The effect of heating in 20 mM glucose at 100°C can results in a Maillard reaction between an amino acid (peanut proteins) and a reducing sugar (glucose). The Maillard products may interfere with the IgY binding by altering the protein resulting in the antibody not being able to recognize the antigen protein anymore (Fig. 4) (24).
Fig. 4.
Detectability of peanut protein after heat treatment at 80°C in 20 mM glucose solution and 100°C in 20 mM glucose solution (24).

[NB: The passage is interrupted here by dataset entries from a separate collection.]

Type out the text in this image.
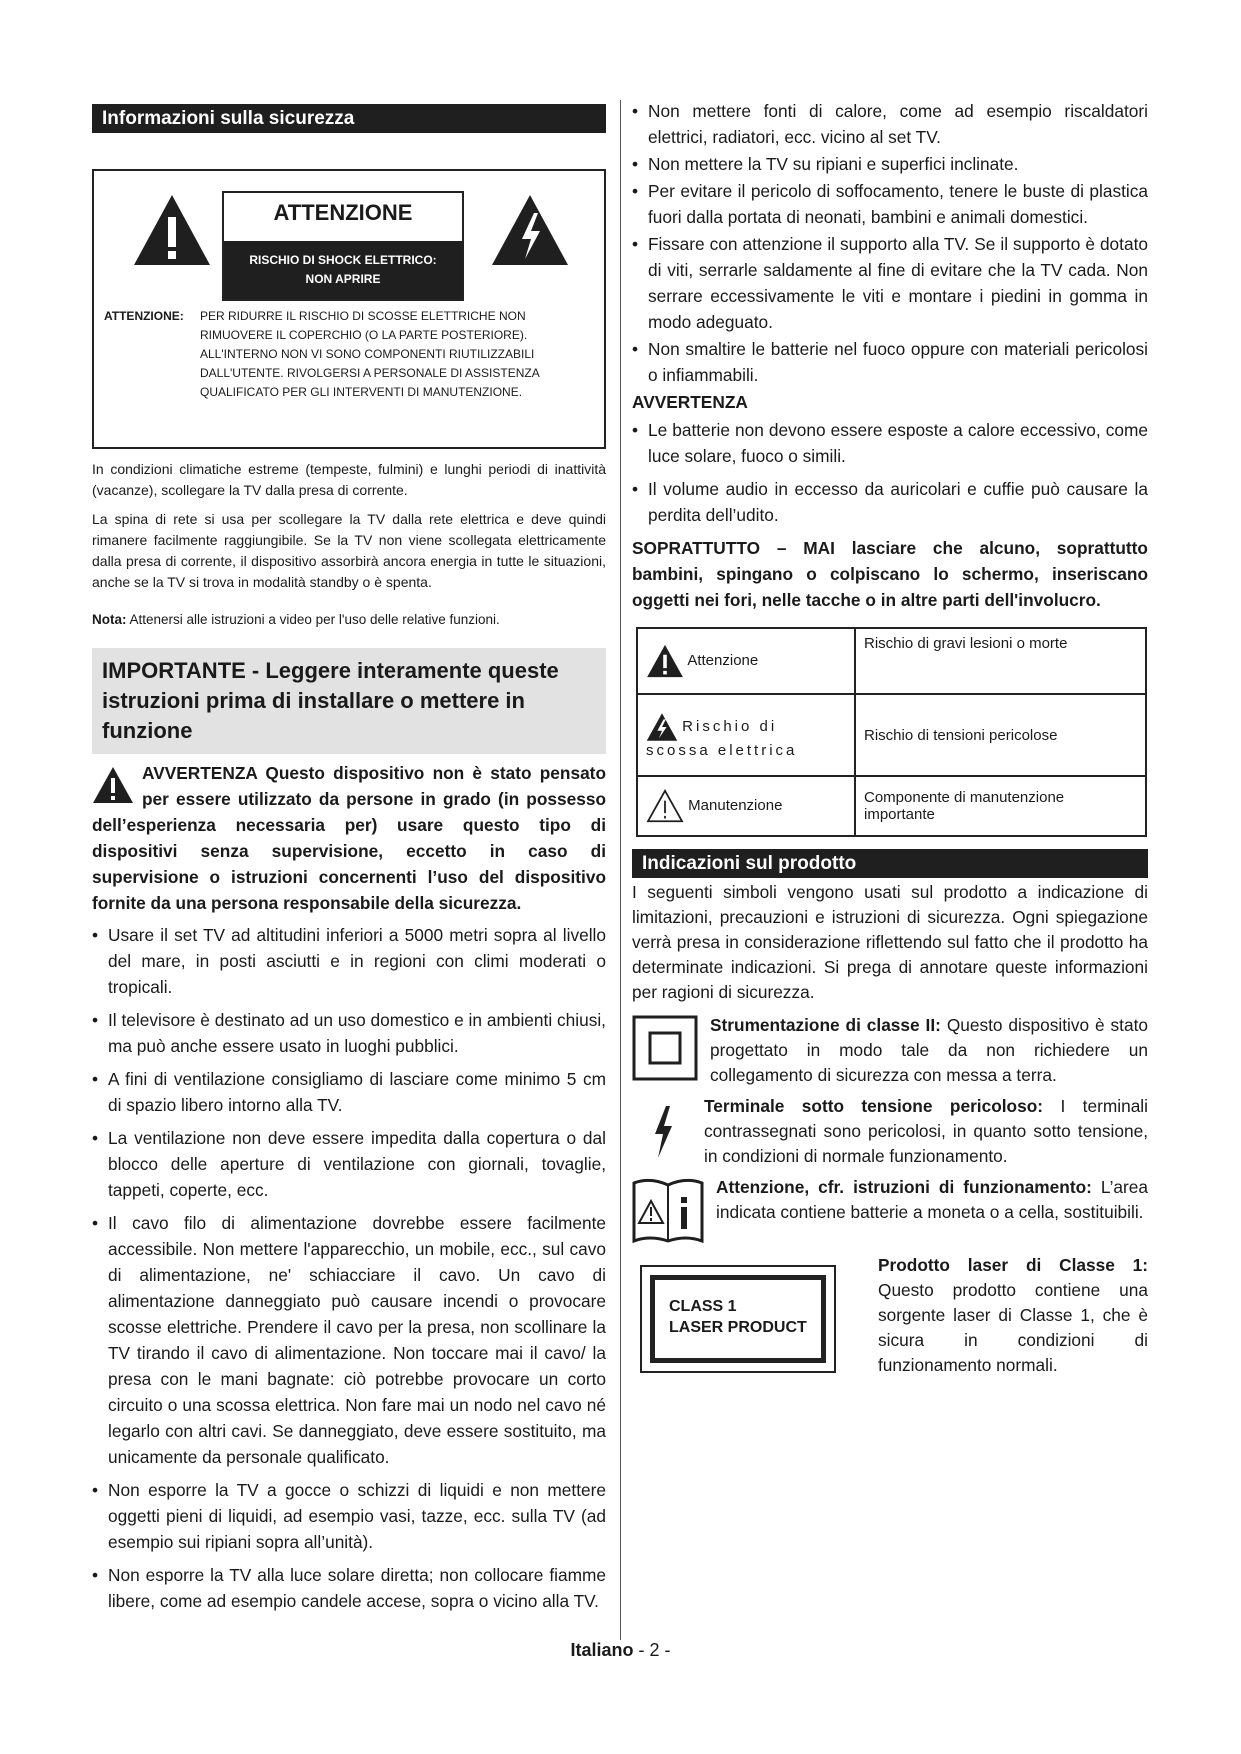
Informazioni sulla sicurezza
ATTENZIONE
RISCHIO DI SHOCK ELETTRICO:
NON APRIRE
ATTENZIONE: PER RIDURRE IL RISCHIO DI SCOSSE ELETTRICHE NON
RIMUOVERE IL COPERCHIO (O LA PARTE POSTERIORE).
ALL'INTERNO NON VI SONO COMPONENTI RIUTILIZZABILI
DALL'UTENTE. RIVOLGERSI A PERSONALE DI ASSISTENZA
QUALIFICATO PER GLI INTERVENTI DI MANUTENZIONE.

In condizioni climatiche estreme (tempeste, fulmini) e lunghi periodi di inattività (vacanze), scollegare la TV dalla presa di corrente.

La spina di rete si usa per scollegare la TV dalla rete elettrica e deve quindi rimanere facilmente raggiungibile. Se la TV non viene scollegata elettricamente dalla presa di corrente, il dispositivo assorbirà ancora energia in tutte le situazioni, anche se la TV si trova in modalità standby o è spenta.

Nota: Attenersi alle istruzioni a video per l'uso delle relative funzioni.

IMPORTANTE - Leggere interamente queste istruzioni prima di installare o mettere in funzione
AVVERTENZA Questo dispositivo non è stato pensato per essere utilizzato da persone in grado (in possesso dell’esperienza necessaria per) usare questo tipo di dispositivi senza supervisione, eccetto in caso di supervisione o istruzioni concernenti l’uso del dispositivo fornite da una persona responsabile della sicurezza.
• Usare il set TV ad altitudini inferiori a 5000 metri sopra al livello del mare, in posti asciutti e in regioni con climi moderati o tropicali.
• Il televisore è destinato ad un uso domestico e in ambienti chiusi, ma può anche essere usato in luoghi pubblici.
• A fini di ventilazione consigliamo di lasciare come minimo 5 cm di spazio libero intorno alla TV.
• La ventilazione non deve essere impedita dalla copertura o dal blocco delle aperture di ventilazione con giornali, tovaglie, tappeti, coperte, ecc.
• Il cavo filo di alimentazione dovrebbe essere facilmente accessibile. Non mettere l'apparecchio, un mobile, ecc., sul cavo di alimentazione, ne' schiacciare il cavo. Un cavo di alimentazione danneggiato può causare incendi o provocare scosse elettriche. Prendere il cavo per la presa, non scollinare la TV tirando il cavo di alimentazione. Non toccare mai il cavo/ la presa con le mani bagnate: ciò potrebbe provocare un corto circuito o una scossa elettrica. Non fare mai un nodo nel cavo né legarlo con altri cavi. Se danneggiato, deve essere sostituito, ma unicamente da personale qualificato.
• Non esporre la TV a gocce o schizzi di liquidi e non mettere oggetti pieni di liquidi, ad esempio vasi, tazze, ecc. sulla TV (ad esempio sui ripiani sopra all’unità).
• Non esporre la TV alla luce solare diretta; non collocare fiamme libere, come ad esempio candele accese, sopra o vicino alla TV.
• Non mettere fonti di calore, come ad esempio riscaldatori elettrici, radiatori, ecc. vicino al set TV.
• Non mettere la TV su ripiani e superfici inclinate.
• Per evitare il pericolo di soffocamento, tenere le buste di plastica fuori dalla portata di neonati, bambini e animali domestici.
• Fissare con attenzione il supporto alla TV. Se il supporto è dotato di viti, serrarle saldamente al fine di evitare che la TV cada. Non serrare eccessivamente le viti e montare i piedini in gomma in modo adeguato.
• Non smaltire le batterie nel fuoco oppure con materiali pericolosi o infiammabili.
AVVERTENZA
• Le batterie non devono essere esposte a calore eccessivo, come luce solare, fuoco o simili.
• Il volume audio in eccesso da auricolari e cuffie può causare la perdita dell’udito.

SOPRATTUTTO – MAI lasciare che alcuno, soprattutto bambini, spingano o colpiscano lo schermo, inseriscano oggetti nei fori, nelle tacche o in altre parti dell'involucro.

Attenzione	Rischio di gravi lesioni o morte
Rischio di scossa elettrica	Rischio di tensioni pericolose
Manutenzione	Componente di manutenzione importante
Indicazioni sul prodotto

I seguenti simboli vengono usati sul prodotto a indicazione di limitazioni, precauzioni e istruzioni di sicurezza. Ogni spiegazione verrà presa in considerazione riflettendo sul fatto che il prodotto ha determinate indicazioni. Si prega di annotare queste informazioni per ragioni di sicurezza.

Strumentazione di classe II: Questo dispositivo è stato progettato in modo tale da non richiedere un collegamento di sicurezza con messa a terra.
Terminale sotto tensione pericoloso: I terminali contrassegnati sono pericolosi, in quanto sotto tensione, in condizioni di normale funzionamento.
Attenzione, cfr. istruzioni di funzionamento: L’area indicata contiene batterie a moneta o a cella, sostituibili.
CLASS 1
LASER PRODUCT
Prodotto laser di Classe 1: Questo prodotto contiene una sorgente laser di Classe 1, che è sicura in condizioni di funzionamento normali.
Italiano - 2 -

Many foods require thermal processing from an aromatic and microbial point of view, which includes drying, baking, frying, microwave treatment, roasting, frying, or boiling. It is possible that such processing may affect the structure of the protein, which in turn influences the detection of these proteins or allergens. The extent of physicochemical impact on protein structure and functionality depends largely on the intrinsic characteristics of proteins, the temperature applied, the duration of heat treatment, and the pH. Thermal processing may reduce the solubility of the target protein, which is the basis for the detectability of allergenic food constituents in food products. Certainly peanuts are the most common of the allergens and are a good source of allergenic proteins. Roasting these proteins (allergens) might change the confirmation of the native protein to a protein with high allergenicity and low detection. Therefore, a cheap, robust, and reliable biochemical method is needed to protect the consumer from life-threatening allergens. Enzyme linked immunosorbent assay is one of the best options to overcome these hurdles. The method is not as sensitive as polymerase chain reaction, but is still cheap, offers high throughput, and is reliable enough to detect altered allergenic protein fractions. Also, different processing conditions can completely change the protein’s immunochemical characteristics; the risk of masking the antigen is high. This is much more likely to happen when using monoclonal antibodies, which are specific for a particular protein, but using polyclonal antibodies, reduces this risk.
This study was supported by the Agenda Program (Project No. PJ01099002), Rural Development Administration, Republic of Korea.